President Trump's first executive order concerning immigration was rightly condemned as discriminating based on religious grounds. Not only were the president's statements and tweets evidence, but so were the comments of Rudy Giuliani, who boasted that he helped write the executive order as a "legal" way to ban all Muslims from entering the country. Thankfully, the federal courts did not agree that this was a legal way.
Now the president has issued a subsequent order, attempting to deal with some of the legal issues. It no longer gives preference to non-Muslims, although the order only applies to six Muslim-majority countries. The courts have long held that if it is apparent the intent of a governmental action was unconstitutional, then they will look past the "four corners" of the document under question to determine if it is unconstitutional. If this is not enough for the courts, I can suggest another alternative.
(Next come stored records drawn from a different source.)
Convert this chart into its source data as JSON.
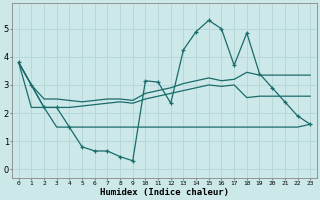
{
  "xlabel": "Humidex (Indice chaleur)",
  "x_ticks": [
    0,
    1,
    2,
    3,
    4,
    5,
    6,
    7,
    8,
    9,
    10,
    11,
    12,
    13,
    14,
    15,
    16,
    17,
    18,
    19,
    20,
    21,
    22,
    23
  ],
  "ylim": [
    -0.3,
    5.9
  ],
  "xlim": [
    -0.5,
    23.5
  ],
  "bg_color": "#cce8e8",
  "grid_color": "#b8d8d8",
  "line_color": "#1a6b6b",
  "series_main": [
    3.8,
    3.0,
    2.2,
    2.2,
    1.5,
    0.8,
    0.65,
    0.65,
    0.45,
    0.3,
    3.15,
    3.1,
    2.35,
    4.25,
    4.9,
    5.3,
    5.0,
    3.7,
    4.85,
    3.4,
    2.9,
    2.4,
    1.9,
    1.6
  ],
  "series_upper": [
    3.8,
    3.0,
    2.5,
    2.5,
    2.45,
    2.4,
    2.45,
    2.5,
    2.5,
    2.45,
    2.7,
    2.8,
    2.9,
    3.05,
    3.15,
    3.25,
    3.15,
    3.2,
    3.45,
    3.35,
    3.35,
    3.35,
    3.35,
    3.35
  ],
  "series_lower": [
    3.8,
    2.2,
    2.2,
    2.2,
    2.2,
    2.25,
    2.3,
    2.35,
    2.4,
    2.35,
    2.5,
    2.6,
    2.7,
    2.8,
    2.9,
    3.0,
    2.95,
    3.0,
    2.55,
    2.6,
    2.6,
    2.6,
    2.6,
    2.6
  ],
  "series_flat": [
    3.8,
    3.0,
    2.2,
    1.5,
    1.5,
    1.5,
    1.5,
    1.5,
    1.5,
    1.5,
    1.5,
    1.5,
    1.5,
    1.5,
    1.5,
    1.5,
    1.5,
    1.5,
    1.5,
    1.5,
    1.5,
    1.5,
    1.5,
    1.6
  ]
}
According to Article VI of the US Constitution, all treaties in which the United States is a party shall be treated as part of the "supreme law of the land."
The International Covenant on Civil and Political Rights is a treaty to which the United States is a party. The first paragraph of Article 2 of that treaty states:
Each State Party to the present Covenant undertakes to respect and to ensure to all individuals within its territory and subject to its jurisdiction the rights recognized in the present Covenant, without distinction of any kind, such as race, colour, sex, language, religion, political or other opinion, national or social origin, property, birth or other status. (emphasis added).
In addition, Article 26 of that treaty states:
All persons are equal before the law and are entitled without any discrimination to the equal protection of the law. In this respect, the law shall prohibit any discrimination and guarantee to all persons equal and effective protection against discrimination on any ground such as race, colour, sex, language, religion, political or other opinion, national or social origin, property, birth or other status. (emphasis added).
The new order, while not differentiating between religious beliefs on its face (the courts must determine intent), does differentiate between immigrants and visitors based on national origin in direct violation of this treaty and, therefore, must be struck down as illegal.